(no subject)

Date: 2009-05-25 10:56 am (UTC)
From: [identity profile] tomreedtoon.livejournal.com
I notice that the government page that Tom posted includes such stuff as barbecue safety and boating safety. Another reminder that most people take this holiday as playtime.

As for me, although I'm far away from my dad's (and mom's) grave site up in Jefferson Barracks, I'll be thinking of them. Although they died of "natural causes," they gave a lot of their lives to this country. While Dad served in World War II and Korea, taking the measly Navy pay (although it's far more generous than what current sailors are paid) Mom had to make a home on a limited budget for four kids. She had to take the disdain of her sisters who "married well" and lived in relative luxury, whose husbands didn't serve.

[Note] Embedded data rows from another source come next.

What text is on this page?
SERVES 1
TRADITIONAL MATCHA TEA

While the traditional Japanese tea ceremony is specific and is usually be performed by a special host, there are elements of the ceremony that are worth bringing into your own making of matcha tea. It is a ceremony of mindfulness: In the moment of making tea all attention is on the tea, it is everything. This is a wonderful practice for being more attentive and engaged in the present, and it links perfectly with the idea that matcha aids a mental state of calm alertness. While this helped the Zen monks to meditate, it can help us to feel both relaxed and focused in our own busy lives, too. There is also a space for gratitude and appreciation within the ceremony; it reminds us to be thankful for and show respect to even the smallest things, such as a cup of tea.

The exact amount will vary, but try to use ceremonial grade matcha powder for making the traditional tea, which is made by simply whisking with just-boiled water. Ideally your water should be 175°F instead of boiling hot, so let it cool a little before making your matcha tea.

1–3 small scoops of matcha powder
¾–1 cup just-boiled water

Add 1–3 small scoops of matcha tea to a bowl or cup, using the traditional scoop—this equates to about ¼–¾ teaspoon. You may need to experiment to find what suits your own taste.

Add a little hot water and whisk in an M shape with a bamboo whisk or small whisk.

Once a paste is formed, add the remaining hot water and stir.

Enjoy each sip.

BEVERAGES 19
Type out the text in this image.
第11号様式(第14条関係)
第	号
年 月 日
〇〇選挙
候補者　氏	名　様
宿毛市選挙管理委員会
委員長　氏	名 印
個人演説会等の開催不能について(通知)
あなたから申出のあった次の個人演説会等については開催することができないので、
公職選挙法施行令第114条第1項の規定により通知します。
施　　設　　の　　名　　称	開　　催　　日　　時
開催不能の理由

You ever notice that most men in those wars don't like talking about what happened in those wars? There was an understanding that war IS Hell, and that the folks back home shouldn't be exposed to it. In general, the horror of war only hit home when the soldiers returned, maimed or psychologically shattered. And those pains were suffered in silence.

My generation has, perhaps rightly, been judged as not willing to serve, not willing to support this country or even their neighbors. But I think there's one thing we did right. We recognized that war hurts everyone, the victors included, and therefore we should only enter one when it is absolutely necessary. So we published the pictures of coffins being returned from the Middle East, even though the government forbid it. We showed the maimed and injured, even in the Doonsberry comic strip, although that didn't fit in with the perfect show desired by the people in power.

The people who performed those protests have been called Communists, Socialists and traitors to their country. Their accusers are largely people who have profited, monetarily and politically, from the deaths of those young people. I personally think that those protesters are doing more for the military, and providing more honor for the veterans who served, than the guys running power boats over manatees or getting burned over barbecue grills.

If this ramble is a little incoherent, it's because I'm tired and troubled by thinking about this business.

(no subject)

Date: 2009-05-25 11:41 am (UTC)
From: [identity profile] archiver-tim.livejournal.com
You ever notice that most men in those wars don't like talking about what happened in those wars?

My dad amoung them. We (the family) thought it was just insignificant memories that faded. Nope. Only very late in his life did we children discover from mom, that 5, 10 or more years after being home and in a family life, he was waking in the night with nightmares, night screams, sweats and such. To many vivid memories. Including his buddies getting shot and killed. Back then, to many WWII soldiers did not know to get some help in overcoming those remnants of service. He was lucky, he had a skill to go into service with, as a telephone man, he was assigned to the signal corp. So, while he learned how to use and carry a gun, he was not the one to shoot in battle. However, he was amoung the first to Leyte Island (The Phillipines) to set up communications ahead of the main landing and McArthur's return. Unfortunatly, while trying to trace just where my dad was during the war, my sisters discovered that the paperwork details were destroyed in a fire somewhere in the 60s and 70s. Only his release papers now give any clue of where he served.

(no subject)

Date: 2009-05-25 11:01 pm (UTC)
From: [identity profile] tomreedtoon.livejournal.com
Curiously enough, was that fire located in St. Louis's records facility? My father deserved to have a certain award, and qualified for it, but because his records were destroyed he never got it.